A line above a parabola
y = ax² + bx + c
Between the intersection points the line sits above the parabola — the vertical gap, integrated, is the enclosed area.
The area between an upper curve $f$ and lower curve $g$ on $[a,b]$ is...
Upper minus lower, integrated.
Find the limits from intersections
- The bounds $a$ and $b$ are usually where the curves cross — set $f(x)=g(x)$ and solve.
- Those intersection $x$-values are the left and right edges of the enclosed region.
- Between them, decide which curve is on top (test a point).
- Then integrate the top-minus-bottom difference over $[a,b]$.
Where do $y=x+2$ and $y=x^2$ intersect?
$x^2-x-2=0\Rightarrow x=-1,2$.
To decide which curve is on top between intersections, you...
Plug in a test point to see which is higher.
The limits of integration come from setting the two curves ____.
Solve $f(x)=g(x)$ for the intersection $x$-values.
It works even below the axis
- Because you take upper minus lower, the formula handles regions below the $x$-axis automatically.
- The $-g(x)$ term lifts everything, so no separate "signed area" bookkeeping is needed.
- A region entirely under the axis still gives a positive area with top-minus-bottom.
- That's the advantage of the gap-height approach.
The area between $y=x+2$ and $y=x^2$ is $\int_{-1}^2 (x+2-x^2)\,dx$. Compute it (a decimal).
The integral evaluates to $\tfrac92=4.5$.
Integrating lower minus upper gives the negative of the true area.

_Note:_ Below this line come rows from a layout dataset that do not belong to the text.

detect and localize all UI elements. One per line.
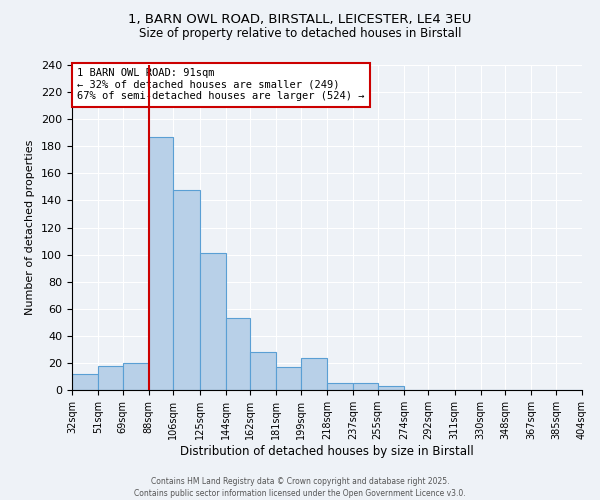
Text: Contains public sector information licensed under the Open Government Licence v3: Contains public sector information licen…	[134, 489, 466, 498]
Bar	[327, 383, 353, 390]
Y-axis label: Number of detached properties: Number of detached properties	[25, 140, 35, 315]
Bar	[173, 190, 200, 390]
Bar	[72, 374, 98, 390]
Bar	[250, 352, 276, 390]
Bar	[378, 386, 404, 390]
Bar	[123, 363, 149, 390]
Bar	[226, 318, 250, 390]
Bar	[276, 367, 301, 390]
Bar	[98, 366, 123, 390]
Text: 1, BARN OWL ROAD, BIRSTALL, LEICESTER, LE4 3EU: 1, BARN OWL ROAD, BIRSTALL, LEICESTER, L…	[128, 12, 472, 26]
Text: Size of property relative to detached houses in Birstall: Size of property relative to detached ho…	[139, 28, 461, 40]
Text: Contains HM Land Registry data © Crown copyright and database right 2025.: Contains HM Land Registry data © Crown c…	[151, 478, 449, 486]
Bar	[353, 383, 378, 390]
Bar	[199, 253, 226, 390]
Bar	[149, 137, 173, 390]
X-axis label: Distribution of detached houses by size in Birstall: Distribution of detached houses by size …	[180, 445, 474, 458]
Text: 1 BARN OWL ROAD: 91sqm
← 32% of detached houses are smaller (249)
67% of semi-de: 1 BARN OWL ROAD: 91sqm ← 32% of detached…	[77, 68, 365, 102]
Bar	[301, 358, 327, 390]
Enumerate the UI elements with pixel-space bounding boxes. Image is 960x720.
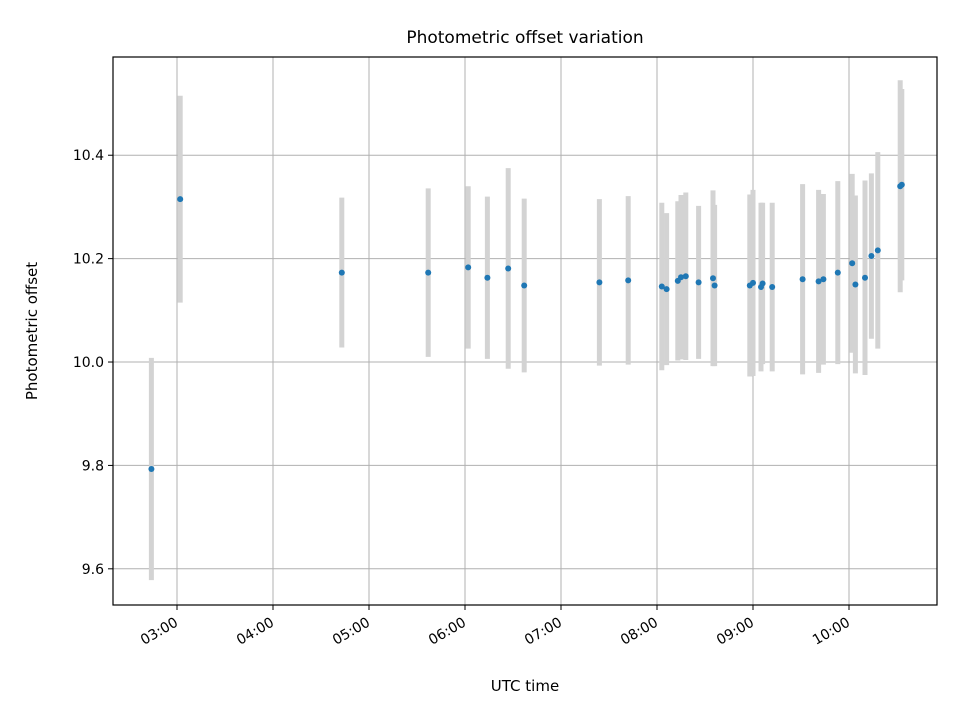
data-point bbox=[678, 274, 684, 281]
data-point bbox=[849, 260, 856, 267]
data-point bbox=[862, 274, 868, 281]
y-tick-label: 10.4 bbox=[73, 148, 104, 164]
chart-title: Photometric offset variation bbox=[406, 28, 643, 48]
y-axis-ticks: 9.6 9.8 10.0 10.2 10.4 bbox=[73, 148, 113, 578]
data-point bbox=[852, 281, 859, 288]
y-tick-label: 10.2 bbox=[73, 252, 104, 268]
data-point bbox=[465, 264, 472, 271]
x-tick-label: 09:00 bbox=[714, 615, 757, 649]
data-point bbox=[874, 247, 881, 254]
data-point bbox=[663, 286, 670, 293]
data-point bbox=[711, 282, 718, 289]
x-axis-ticks: 03:00 04:00 05:00 06:00 07:00 08:00 09:00 10:00 bbox=[138, 605, 853, 649]
y-tick-label: 10.0 bbox=[73, 355, 104, 371]
data-point bbox=[484, 274, 491, 281]
data-point bbox=[799, 276, 806, 283]
x-tick-label: 03:00 bbox=[138, 615, 181, 649]
data-point bbox=[521, 282, 528, 289]
data-point bbox=[658, 283, 665, 290]
data-point bbox=[505, 265, 512, 272]
x-tick-label: 07:00 bbox=[522, 615, 565, 649]
x-tick-label: 10:00 bbox=[810, 615, 853, 649]
data-point bbox=[769, 284, 776, 291]
data-point bbox=[868, 253, 875, 260]
data-point bbox=[425, 269, 432, 276]
grid-lines bbox=[113, 57, 937, 605]
data-point bbox=[596, 279, 603, 286]
data-point bbox=[148, 466, 155, 473]
data-point bbox=[898, 181, 905, 188]
data-point bbox=[710, 275, 716, 282]
x-tick-label: 04:00 bbox=[234, 615, 277, 649]
data-point bbox=[759, 280, 766, 287]
data-point bbox=[682, 273, 689, 280]
data-point bbox=[695, 279, 702, 286]
x-tick-label: 05:00 bbox=[330, 615, 373, 649]
data-point bbox=[177, 196, 184, 203]
y-axis-label: Photometric offset bbox=[23, 262, 41, 400]
plot-frame bbox=[112, 56, 938, 606]
data-point bbox=[625, 277, 632, 284]
data-point bbox=[815, 278, 822, 285]
x-axis-label: UTC time bbox=[491, 677, 559, 695]
data-point bbox=[820, 276, 827, 283]
data-point bbox=[834, 269, 841, 276]
y-tick-label: 9.8 bbox=[82, 458, 104, 474]
x-tick-label: 08:00 bbox=[618, 615, 661, 649]
data-point bbox=[750, 279, 756, 286]
y-tick-label: 9.6 bbox=[82, 562, 104, 578]
x-tick-label: 06:00 bbox=[426, 615, 469, 649]
data-point bbox=[338, 269, 345, 276]
data-points bbox=[148, 181, 905, 473]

Reversing the order flips the sign.
Always subtract upper minus lower — if you reverse it, you get a negative of the true area. Check which curve is on top by testing an $x$-value between the intersections (they can swap, which is the next lesson). And the limits come from setting the curves equal, not from the $x$-axis.
Find the area between $y=x+2$ and $y=x^2$.

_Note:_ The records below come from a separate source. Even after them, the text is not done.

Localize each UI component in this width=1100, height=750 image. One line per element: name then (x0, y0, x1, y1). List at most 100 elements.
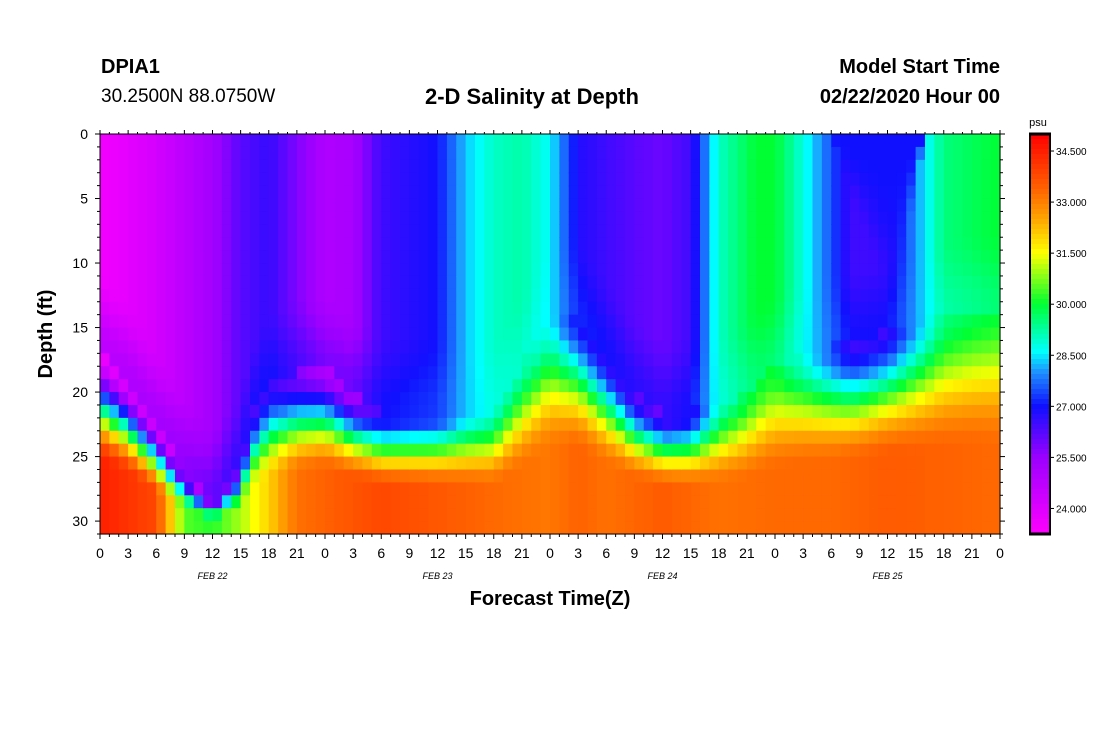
heatmap-cell (840, 146, 851, 161)
heatmap-cell (971, 237, 982, 251)
heatmap-cell (343, 430, 354, 445)
heatmap-cell (812, 482, 823, 496)
heatmap-cell (118, 430, 129, 445)
heatmap-cell (306, 172, 317, 187)
heatmap-cell (709, 314, 720, 329)
heatmap-cell (146, 250, 157, 264)
heatmap-cell (896, 224, 907, 238)
heatmap-cell (943, 198, 954, 213)
heatmap-cell (484, 327, 495, 342)
heatmap-cell (718, 456, 729, 471)
heatmap-cell (278, 469, 289, 483)
heatmap-cell (503, 185, 514, 200)
heatmap-cell (456, 366, 467, 380)
colorbar-swatch (1030, 264, 1050, 270)
heatmap-cell (484, 353, 495, 367)
heatmap-cell (746, 224, 757, 238)
heatmap-cell (156, 172, 167, 187)
heatmap-cell (615, 469, 626, 483)
heatmap-cell (268, 392, 279, 406)
heatmap-cell (484, 211, 495, 225)
heatmap-cell (859, 198, 870, 213)
heatmap-cell (550, 134, 560, 148)
heatmap-cell (325, 288, 335, 303)
heatmap-cell (709, 198, 720, 213)
heatmap-cell (606, 469, 617, 483)
heatmap-cell (175, 340, 185, 354)
heatmap-cell (634, 134, 645, 148)
heatmap-cell (521, 508, 532, 522)
heatmap-cell (456, 508, 467, 522)
heatmap-cell (568, 469, 579, 483)
heatmap-cell (850, 224, 860, 238)
heatmap-cell (503, 237, 514, 251)
heatmap-cell (175, 327, 185, 342)
heatmap-cell (446, 288, 457, 303)
heatmap-cell (381, 146, 392, 161)
heatmap-cell (559, 301, 570, 316)
heatmap-cell (953, 250, 964, 264)
heatmap-cell (840, 301, 851, 316)
x-tick-label: 12 (880, 545, 896, 561)
heatmap-cell (784, 482, 795, 496)
heatmap-cell (165, 340, 176, 354)
heatmap-cell (521, 482, 532, 496)
heatmap-cell (221, 417, 232, 432)
heatmap-cell (596, 263, 607, 277)
heatmap-cell (268, 288, 279, 303)
heatmap-cell (175, 469, 185, 483)
heatmap-cell (128, 288, 139, 303)
heatmap-cell (212, 404, 223, 419)
heatmap-cell (906, 146, 917, 161)
heatmap-cell (737, 301, 748, 316)
heatmap-cell (559, 521, 570, 535)
heatmap-cell (475, 146, 485, 161)
heatmap-cell (325, 172, 335, 187)
heatmap-cell (625, 198, 635, 213)
heatmap-cell (203, 198, 214, 213)
heatmap-cell (662, 211, 673, 225)
heatmap-cell (793, 250, 804, 264)
heatmap-cell (606, 211, 617, 225)
heatmap-cell (287, 443, 298, 458)
heatmap-cell (971, 224, 982, 238)
heatmap-cell (831, 250, 842, 264)
heatmap-cell (343, 417, 354, 432)
heatmap-cell (231, 443, 242, 458)
heatmap-cell (784, 340, 795, 354)
heatmap-cell (325, 159, 335, 174)
heatmap-cell (840, 263, 851, 277)
heatmap-cell (128, 172, 139, 187)
heatmap-cell (746, 288, 757, 303)
heatmap-cell (296, 159, 307, 174)
heatmap-cell (287, 417, 298, 432)
heatmap-cell (596, 211, 607, 225)
heatmap-cell (231, 353, 242, 367)
heatmap-cell (521, 134, 532, 148)
heatmap-cell (803, 146, 814, 161)
heatmap-cell (540, 224, 551, 238)
heatmap-cell (887, 340, 898, 354)
heatmap-cell (475, 314, 485, 329)
heatmap-cell (671, 508, 682, 522)
heatmap-cell (765, 185, 776, 200)
heatmap-cell (896, 495, 907, 509)
heatmap-cell (671, 392, 682, 406)
heatmap-cell (353, 146, 364, 161)
heatmap-cell (146, 495, 157, 509)
heatmap-cell (821, 185, 832, 200)
heatmap-cell (718, 159, 729, 174)
heatmap-cell (568, 301, 579, 316)
heatmap-cell (203, 159, 214, 174)
heatmap-cell (493, 263, 504, 277)
heatmap-cell (568, 482, 579, 496)
heatmap-cell (728, 327, 739, 342)
heatmap-cell (100, 392, 110, 406)
heatmap-cell (718, 366, 729, 380)
colorbar-unit: psu (1029, 117, 1047, 129)
heatmap-cell (615, 443, 626, 458)
colorbar-swatch (1030, 189, 1050, 195)
heatmap-cell (250, 134, 260, 148)
heatmap-cell (100, 443, 110, 458)
heatmap-cell (784, 495, 795, 509)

- Intersections: $x^2=x+2\Rightarrow x^2-x-2=0\Rightarrow x=-1,2$.
- On $(-1,2)$ the line is on top (test $x=0$: line $=2>0=$ parabola).

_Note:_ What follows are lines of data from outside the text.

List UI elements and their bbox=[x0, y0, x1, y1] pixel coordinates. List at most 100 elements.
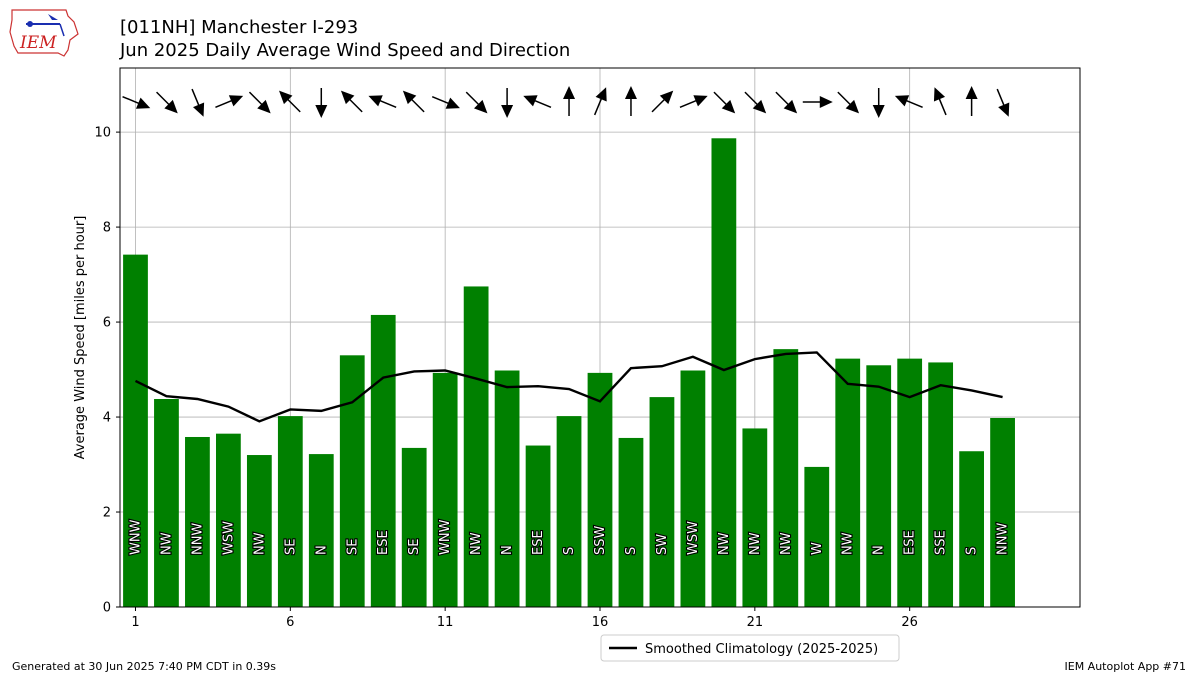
bar-day-9 bbox=[370, 314, 396, 607]
arrow-head bbox=[368, 95, 383, 107]
bar-day-24 bbox=[835, 358, 861, 607]
direction-label-day-23: W bbox=[810, 542, 825, 555]
arrow-head bbox=[279, 90, 293, 105]
wind-arrow-day-2 bbox=[156, 91, 178, 114]
arrow-shaft bbox=[744, 91, 760, 107]
arrow-shaft bbox=[465, 91, 481, 107]
legend-box bbox=[600, 634, 900, 662]
bar-day-10 bbox=[401, 447, 427, 607]
arrow-shaft bbox=[532, 99, 552, 109]
bar-day-28 bbox=[959, 451, 984, 607]
x-tick-label: 26 bbox=[901, 615, 918, 630]
bar-day-18 bbox=[649, 397, 675, 607]
app-credit: IEM Autoplot App #71 bbox=[1064, 660, 1187, 673]
direction-label-day-27: SSE bbox=[934, 530, 949, 555]
arrow-head bbox=[257, 99, 271, 114]
arrow-shaft bbox=[775, 91, 791, 107]
wind-arrow-day-29 bbox=[996, 88, 1010, 117]
bar-day-2 bbox=[154, 398, 179, 607]
direction-label-day-16: SSW bbox=[593, 525, 608, 555]
y-tick-label: 2 bbox=[103, 506, 111, 521]
wind-arrow-day-18 bbox=[651, 90, 674, 113]
bar-day-29 bbox=[990, 417, 1015, 607]
wind-arrow-day-1 bbox=[122, 95, 151, 109]
bar-day-5 bbox=[246, 455, 272, 607]
bar-day-12 bbox=[463, 286, 489, 607]
bar-day-23 bbox=[804, 466, 830, 607]
arrow-head bbox=[523, 95, 538, 107]
wind-arrow-day-10 bbox=[402, 90, 425, 113]
arrow-shaft bbox=[122, 95, 142, 105]
arrow-head bbox=[193, 102, 205, 117]
direction-label-day-26: ESE bbox=[903, 530, 918, 555]
direction-label-day-19: WSW bbox=[686, 521, 701, 555]
direction-label-day-7: N bbox=[314, 545, 329, 555]
bar-day-17 bbox=[618, 437, 644, 607]
wind-arrow-day-3 bbox=[191, 88, 205, 117]
arrow-shaft bbox=[409, 97, 425, 113]
direction-label-day-8: SE bbox=[345, 539, 360, 555]
arrow-shaft bbox=[903, 99, 923, 109]
wind-arrow-day-15 bbox=[563, 86, 576, 116]
direction-label-day-11: WNW bbox=[438, 519, 453, 555]
direction-label-day-15: S bbox=[562, 547, 577, 555]
wind-arrow-day-17 bbox=[624, 86, 637, 116]
arrow-head bbox=[402, 90, 417, 105]
x-tick-label: 11 bbox=[437, 615, 454, 630]
arrow-head bbox=[164, 99, 178, 114]
arrow-head bbox=[501, 105, 514, 118]
bar-day-22 bbox=[773, 349, 799, 607]
direction-label-day-20: NW bbox=[717, 532, 732, 555]
wind-arrow-day-7 bbox=[315, 88, 328, 118]
direction-label-day-4: WSW bbox=[221, 521, 236, 555]
bar-day-8 bbox=[339, 355, 365, 607]
direction-label-day-29: NNW bbox=[996, 523, 1011, 555]
arrow-shaft bbox=[679, 99, 699, 109]
logo-text: IEM bbox=[19, 33, 57, 53]
y-tick-label: 0 bbox=[103, 601, 111, 616]
bar-day-7 bbox=[308, 454, 334, 607]
bar-day-25 bbox=[866, 365, 892, 607]
x-tick-label: 6 bbox=[286, 615, 294, 630]
direction-label-day-1: WNW bbox=[128, 519, 143, 555]
arrow-shaft bbox=[347, 97, 363, 113]
arrow-head bbox=[752, 99, 767, 114]
bar-day-13 bbox=[494, 370, 520, 607]
arrow-head bbox=[845, 99, 860, 114]
direction-label-day-21: NW bbox=[748, 532, 763, 555]
wind-arrow-day-23 bbox=[802, 96, 833, 108]
y-tick-label: 6 bbox=[103, 316, 111, 331]
y-axis-label: Average Wind Speed [miles per hour] bbox=[73, 216, 88, 460]
arrow-head bbox=[445, 97, 460, 109]
direction-label-day-2: NW bbox=[159, 532, 174, 555]
bar-day-11 bbox=[432, 372, 458, 607]
y-tick-label: 8 bbox=[103, 221, 111, 236]
y-tick-label: 10 bbox=[94, 126, 111, 141]
arrow-head bbox=[872, 105, 885, 118]
arrow-head bbox=[135, 97, 151, 109]
arrow-shaft bbox=[191, 88, 201, 108]
arrow-shaft bbox=[156, 91, 172, 107]
arrow-head bbox=[894, 95, 910, 107]
direction-label-day-17: S bbox=[624, 547, 639, 555]
bar-day-16 bbox=[587, 372, 613, 607]
direction-label-day-3: NNW bbox=[190, 523, 205, 555]
generated-timestamp: Generated at 30 Jun 2025 7:40 PM CDT in … bbox=[12, 660, 277, 673]
arrow-head bbox=[721, 99, 736, 114]
direction-label-day-6: SE bbox=[283, 539, 298, 555]
legend-label: Smoothed Climatology (2025-2025) bbox=[645, 642, 878, 657]
wind-arrow-day-24 bbox=[837, 91, 860, 114]
direction-label-day-25: N bbox=[872, 545, 887, 555]
direction-label-day-18: SW bbox=[655, 534, 670, 555]
wind-arrow-day-21 bbox=[744, 91, 767, 114]
arrow-head bbox=[595, 87, 607, 102]
bar-day-6 bbox=[277, 416, 303, 607]
wind-arrow-day-4 bbox=[215, 95, 244, 109]
chart-title: [011NH] Manchester I-293 bbox=[120, 17, 359, 38]
bar-day-27 bbox=[928, 362, 954, 607]
iowa-outline-icon bbox=[9, 9, 79, 57]
bar-day-3 bbox=[185, 436, 210, 607]
bar-day-15 bbox=[556, 416, 582, 607]
wind-arrow-day-20 bbox=[713, 91, 736, 114]
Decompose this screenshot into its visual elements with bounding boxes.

- $A=\displaystyle\int_{-1}^{2}\big((x+2)-x^2\big)\,dx=\Big[\tfrac{x^2}{2}+2x-\tfrac{x^3}{3}\Big]_{-1}^{2}=\tfrac{9}{2}$.
The area between two curves (functions of $x$) is $A=\int_a^b\big(f(x)-g(x)\big)\,dx$, integrating upper minus lower over vertical strips. Find $a,b$ where the curves intersect, decide which is on top, and integrate the gap. Top-minus-bottom keeps the area positive automatically.